Schwartz is probably known by younger folk via community theater and school productions of “Godspell,” “Pippin,” and perhaps from a trip to NYC to see the long-running “Wicked.”
Having witnessed the original production of “Godspell” in the early ’70s, plus a few iterations since, I was unprepared for the musical sophistication of this 2012-revised version. It is as if Stephen Schwartz grew up to be a composer! The original tunes (pleasant, but not inspiring) have acquired a subtler underlining of their modal natures, an added intertwining, and lots of new harmonic underpinnings with stinging harmonic surprises.
At the Theater Barn, Abe Phelps’ set is a huge graffiti backdrop of warm and hot-colored words, numbers, hearts, curls and lines. It’s a lively, joyous, child-friendly soup. In its center is a white space encircling the sword-like figure combining the Greek letters chi and rho sometimes called “The Monogram of Christ.” In front of it are gray platforms creating nice unobtrusive levels for actor-display.
In Act 1, biblical prescriptions for how human beings should live follow one another quickly. They are so dotted with funny anachronisms that the effect is, “We are not quite serious about this. We are having a bit of tongue-in-cheek fun at the expense of traditional preachers and Sunday-school teachers.”
And before intermission the pop dancing is relentless. Every number blossoms with happy, group-y energy and a compelling beat from music director Alan Schlichting’s excellent quartet.
After intermission, the pace slows. Tongues retreat from cheeks. People on stage and in front of it witness Jesus’ all-too-real, dread-laced goodbyes at the Last Supper.
At the Theater Barn these young Bible inhabitors are all beautiful in very different ways; and most of them can sing, dance and act with almost equal proficiency. Standouts are Andrew Pace as Judas and John the Baptist, Megan Koumis with her loveliness and rangy voice, and of course Zack Zaromatidis as Jesus–warm, but cool enough to know exactly who he is.

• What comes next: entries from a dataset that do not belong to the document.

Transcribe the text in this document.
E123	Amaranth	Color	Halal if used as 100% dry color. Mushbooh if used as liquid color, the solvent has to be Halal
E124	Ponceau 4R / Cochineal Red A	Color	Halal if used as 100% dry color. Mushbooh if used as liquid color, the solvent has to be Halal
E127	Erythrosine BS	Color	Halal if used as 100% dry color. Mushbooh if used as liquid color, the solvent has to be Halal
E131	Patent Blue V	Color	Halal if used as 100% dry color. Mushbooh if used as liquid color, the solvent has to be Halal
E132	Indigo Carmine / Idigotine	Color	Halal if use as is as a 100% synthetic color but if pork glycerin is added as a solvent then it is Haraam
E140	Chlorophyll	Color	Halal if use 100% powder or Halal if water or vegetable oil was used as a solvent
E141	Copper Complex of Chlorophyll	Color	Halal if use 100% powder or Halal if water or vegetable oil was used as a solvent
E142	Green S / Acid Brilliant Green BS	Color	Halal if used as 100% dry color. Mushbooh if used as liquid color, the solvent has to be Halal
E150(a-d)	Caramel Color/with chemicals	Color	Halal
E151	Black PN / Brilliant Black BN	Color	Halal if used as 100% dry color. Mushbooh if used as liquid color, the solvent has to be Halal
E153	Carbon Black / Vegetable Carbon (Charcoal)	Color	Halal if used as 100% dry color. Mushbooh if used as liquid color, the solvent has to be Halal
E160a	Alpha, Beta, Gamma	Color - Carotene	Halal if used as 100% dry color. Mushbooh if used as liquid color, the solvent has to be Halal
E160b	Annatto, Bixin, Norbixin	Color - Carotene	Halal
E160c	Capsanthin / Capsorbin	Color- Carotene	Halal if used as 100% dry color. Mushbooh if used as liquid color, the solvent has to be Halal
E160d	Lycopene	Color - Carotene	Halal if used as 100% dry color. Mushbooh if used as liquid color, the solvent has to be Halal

In Act 1 direction by Trey Compton, exaggeration rules, and only Zaromatidis’ Jesus stands a bit apart from it. Compton has put musical instruments in the arms of the actors, but it does not seem to add much to the sound or to the narrative. However, his handling of the groups in this group-heavy show is full of variety and attractive togetherness. In the heartbreaking Last Supper scene, two red paper cups for the wine are a smile-making reminder of Act 1 attitudes. Only death-by-electric-guitar threatens to sabotage the tragic story.
Don Sweener’s sound is unnecessarily aggressive. The production would have just as much dramatic impact if volume didn’t blow so hard.
As for quality, with very little tweaking, these actors, this band, this director/choreographer—well, the entire production could easily relocate to West Forty-Fifth Street.